Proyecto de vivienda muy condicionado por los alineamientos y retranqueos exigidos en la normativa urbanística, debido a la forma de la parcela, que presenta un trazado y perímetro muy irregular. La edificación propuesta, además debe respetar las distancias mínimas de seguridad exigibles con respecto al tendido eléctrico que atraviesa la propia finca. El resultado es que el suelo edificable correspondiente a la parcela se reduce exactamente a la actuación realizada en planta de Proyecto, sin posibilidad de ampliarse en ninguna otra dirección.
Volumétricamente la vivienda se concibe como dos prismas que se unen a través del espacio común del vestíbulo, permitiendo una conexión visual directa con el fondo de la parcela a través del mismo. Espacialmente presenta un funcionamiento interesante, separando claramente los dormitorios del resto de la casa, y jugando con dobles alturas en el salón y en el vestíbulo, sobre los que penetra la luz de manera indirecta, sorprendiendo de manera grata al usuario.

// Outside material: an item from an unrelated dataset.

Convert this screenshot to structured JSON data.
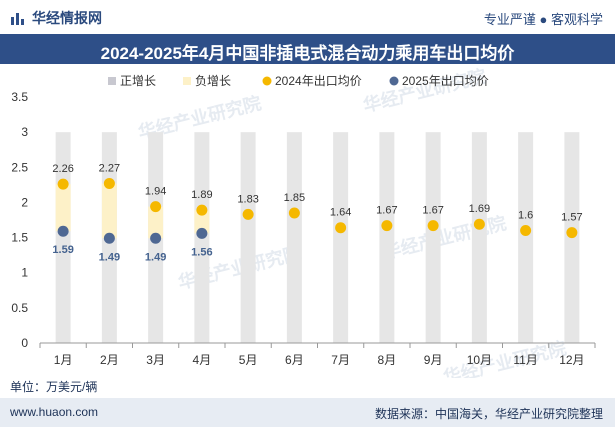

El salón-comedor y la cocina se organizan en planta baja en el prisma más meridional. De este modo, se consigue que la cocina disfrute del sol naciente y el salón-comedor se vincule más con el Sur y las tardes de poniente. La cocina, además se sitúa en posición de observadora respecto a la aldea, mientras que el salón-comedor se refugia en la parte más íntima de la parcela con vistas hacia el fondo de la misma.
El vestíbulo es la principal pieza organizadora de esta vivienda. Se concibe como un elemento central, permeable y profundo que, además de distribuirnos a las distintas estancias, posee un elemento sorpresa: la escalera de acceso a planta primera. Una escalera metálica de diseño, abierta y diáfana, cuyo primer tramo sin tabicas es el único elemento perceptible de la misma desde la entrada a la vivienda. Para acceder al segundo tramo, será necesario atravesar una puerta “oculta” en el muro de carga, que nos conducirá a un cajón interior con peldañeado de chapa plegada, cuyo volumen sobrevuela el mobiliario de televisión del salón-comedor, formando parte integrada de la decoración de dicho espacio.
El volumen volado de la escalera en el salón-comedor, junto con la doble altura sobre la zona de estar, las vistas, las diferentes entradas de luz a naciente, sur y poniente, incluso desde el techo, la conexión con la cocina, y la altura recogida en la zona de entrada sobre la mesa, proporcionan al salón-comedor un aire fresco, continuamente renovado, para el bienestar diario.
En planta primera se dispone un espacio único sin compartimentar, flexible y adaptable a las necesidades de la familia. Se diferencian dos zonas. Una zona más abierta, vinculada al salón y al vestíbulo de planta baja e incluso a la terraza mirador, cuya función se relaciona más con el juego de los niños y su área reservada; y otra zona más recogida, para un posible estudio futuro.
Debido al límite del rectángulo base edificable en la parcela, encajar todo el programa de la vivienda, adaptándonos a la normativa urbanística en tan pequeña superficie, supuso todo un reto volumétrico. De modo que, a pesar de la exigencia urbanística añadida de cubiertas inclinadas de teja, se buscó colmatar el rectángulo base con una edificación que persiguiese un aspecto exterior fragmentado, a través de un juego de materiales diferente, con entrantes, salientes, y diferentes planos de cubierta.
El resultado es una edificación que, pese a su destino por norma compacto, se muestra hacia la aldea y su entorno con un aspecto fresco, desenfadado, dinámico y, en cierto modo, moderno, sin dejar de integrarse con el resto de edificaciones tradicionales del entorno más inmediato que la rodean.